The Brookhaven group uses magnetism to manipulate spin in graphene, a material consisting of flat sheets of carbon atoms arranged in a hexagonal pattern. They've proposed ways to make materials consisting of layers of graphene mated to magnetic and nonmagnetic layers.
These "graphene-magnet multilayers" (GMMs) are expected to retain their properties at room temperature, an important practical requirement for spintronic devices. By properly arranging the magnetization of the magnetic layer(s), they can be used to create a full spectrum of spintronic devices, including (re-)writable microchips, transistors, logic gates, and more. Using magnetism for spin manipulation also opens exciting possibilities for creating active, re-writable and re-configurable devices whose function changes depending on the magnetization pattern written on the magnetic medium.

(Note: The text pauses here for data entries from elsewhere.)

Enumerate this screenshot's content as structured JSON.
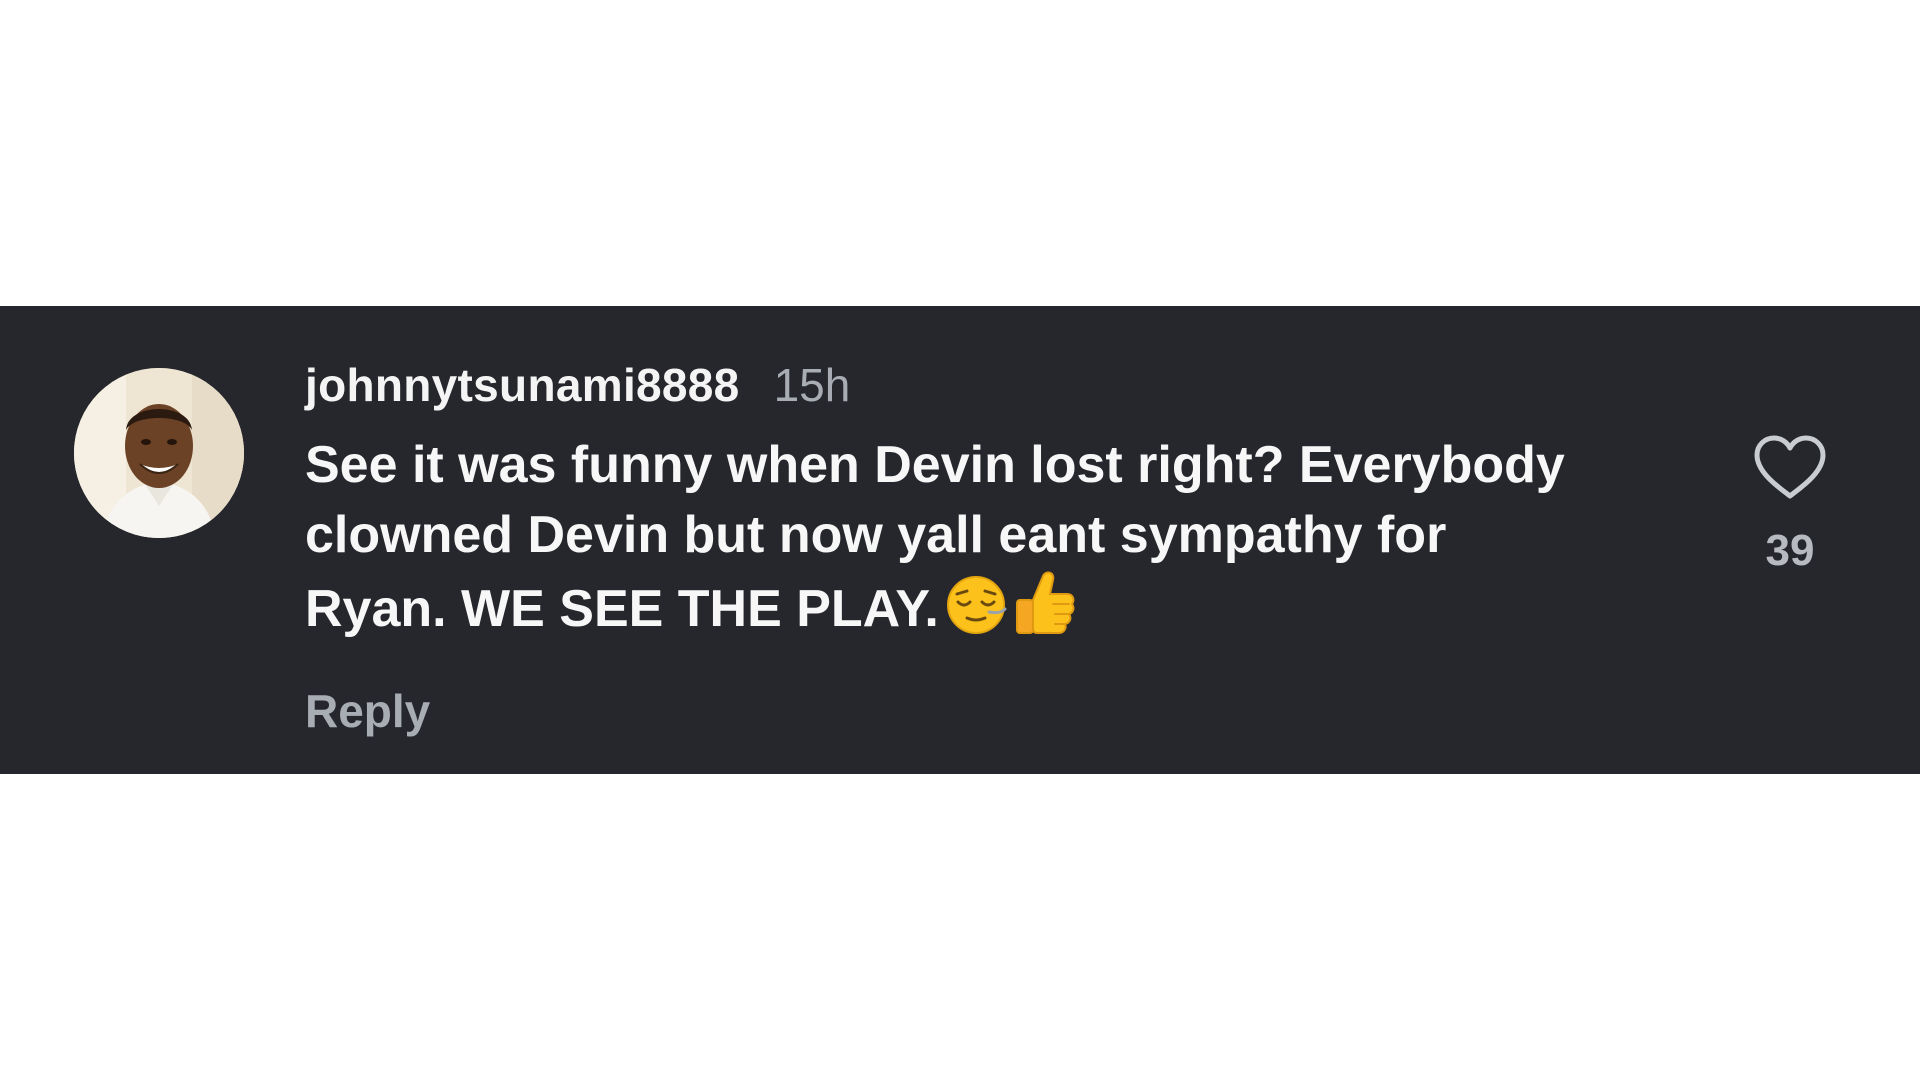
{
  "comment": {
    "username": "johnnytsunami8888",
    "timestamp": "15h",
    "text_lines": [
      "See it was funny when Devin lost right? Everybody",
      "clowned Devin but now yall eant sympathy for",
      "Ryan. WE SEE THE PLAY."
    ],
    "emojis": [
      "relieved-face-emoji",
      "thumbs-up-emoji"
    ],
    "reply_label": "Reply",
    "like_count": "39",
    "like_icon": "heart-outline-icon",
    "avatar": "profile-photo"
  },
  "colors": {
    "card_background": "#25272c",
    "primary_text": "#f4f4f4",
    "secondary_text": "#a8acb3",
    "page_background": "#ffffff"
  }
}
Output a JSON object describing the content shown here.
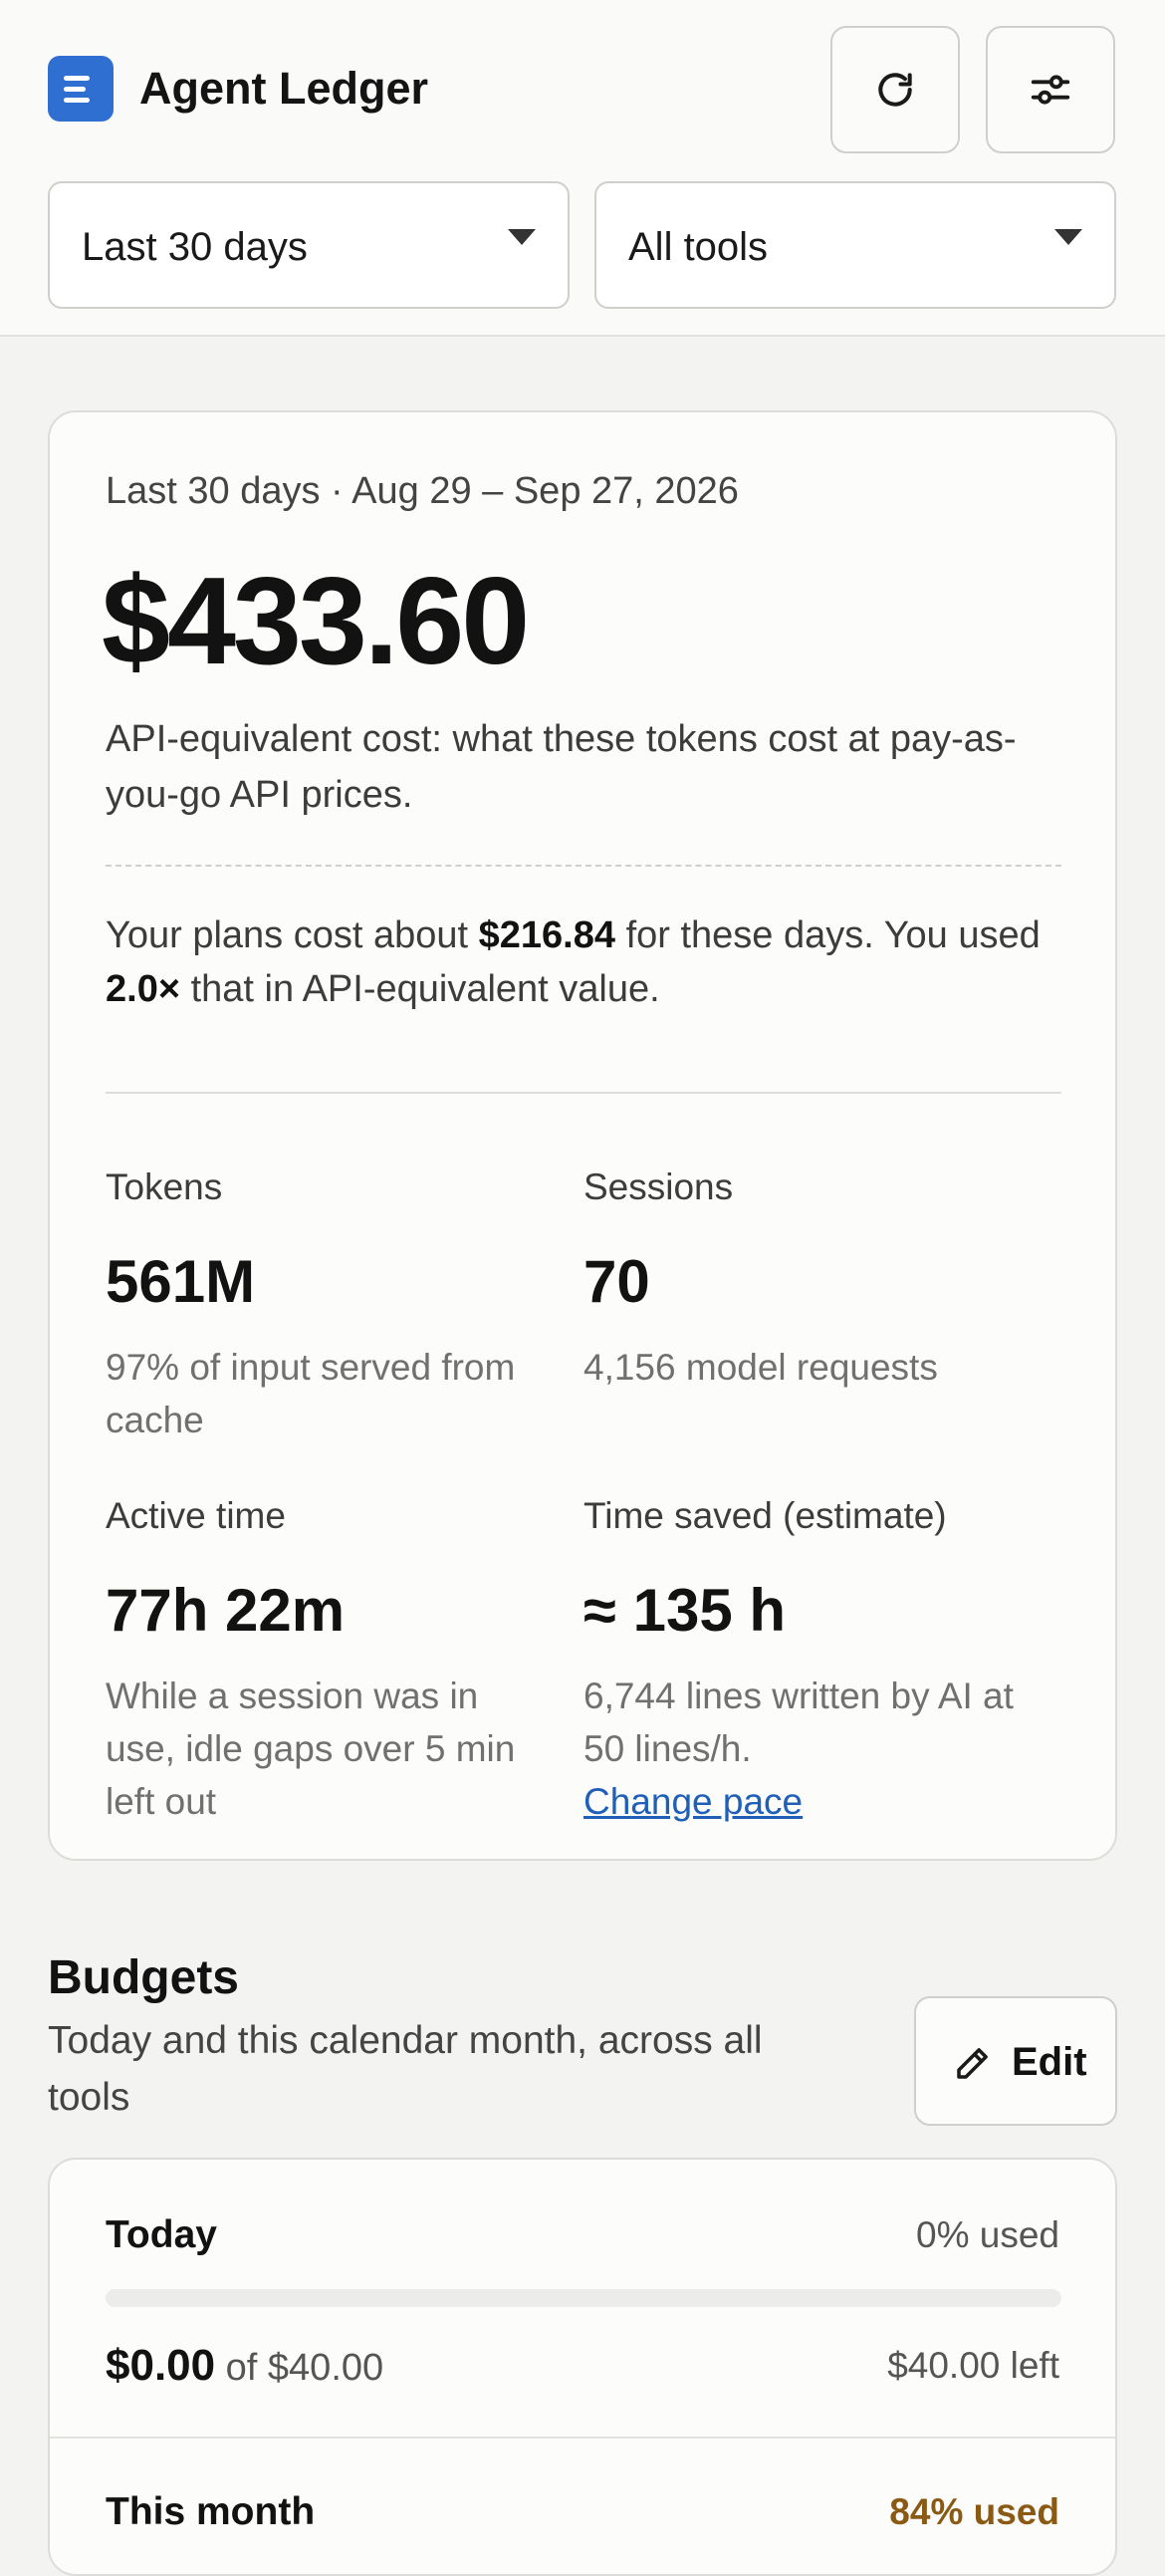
{
  "app": {
    "title": "Agent Ledger",
    "accent_color": "#2f6fd1",
    "logo_icon": "ledger-icon"
  },
  "header": {
    "refresh_icon": "refresh-icon",
    "settings_icon": "sliders-icon",
    "range_select": {
      "value": "Last 30 days"
    },
    "tools_select": {
      "value": "All tools"
    }
  },
  "summary": {
    "period": "Last 30 days · Aug 29 – Sep 27, 2026",
    "total_cost": "$433.60",
    "total_note": "API-equivalent cost: what these tokens cost at pay-as-you-go API prices.",
    "plans": {
      "prefix": "Your plans cost about ",
      "amount": "$216.84",
      "middle": " for these days. You used ",
      "multiplier": "2.0×",
      "suffix": " that in API-equivalent value."
    },
    "stats": {
      "tokens": {
        "label": "Tokens",
        "value": "561M",
        "desc": "97% of input served from cache"
      },
      "sessions": {
        "label": "Sessions",
        "value": "70",
        "desc": "4,156 model requests"
      },
      "active_time": {
        "label": "Active time",
        "value": "77h 22m",
        "desc": "While a session was in use, idle gaps over 5 min left out"
      },
      "time_saved": {
        "label": "Time saved (estimate)",
        "value": "≈ 135 h",
        "desc": "6,744 lines written by AI at 50 lines/h.",
        "link": "Change pace"
      }
    }
  },
  "budgets": {
    "title": "Budgets",
    "subtitle": "Today and this calendar month, across all tools",
    "edit_label": "Edit",
    "edit_icon": "pencil-icon",
    "today": {
      "label": "Today",
      "used": "0% used",
      "used_fraction": 0,
      "spent": "$0.00",
      "of_limit": " of $40.00",
      "left": "$40.00 left"
    },
    "month": {
      "label": "This month",
      "used": "84% used",
      "used_fraction": 0.84,
      "warn_color": "#8a5a14"
    }
  }
}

"Graphene is quite unique," Zaliznyak says, "in that an ideally balanced sheet is neither a conductor nor an insulator. Related to this is the fact that electrons in graphene behave in such a way that their mass effectively vanishes!" In other words, he explains, they move without inertia, like rays of light or particles accelerated to relativistic speeds — that is, close to the speed of light.
"This development can open the way for the use of spintronics in practical room temperature devices, an exciting prospect," said DOE Under Secretary for Science Raymond L. Orbach.
The graphene spintronic devices are competing with organic nanowires and some other materials for spintronics.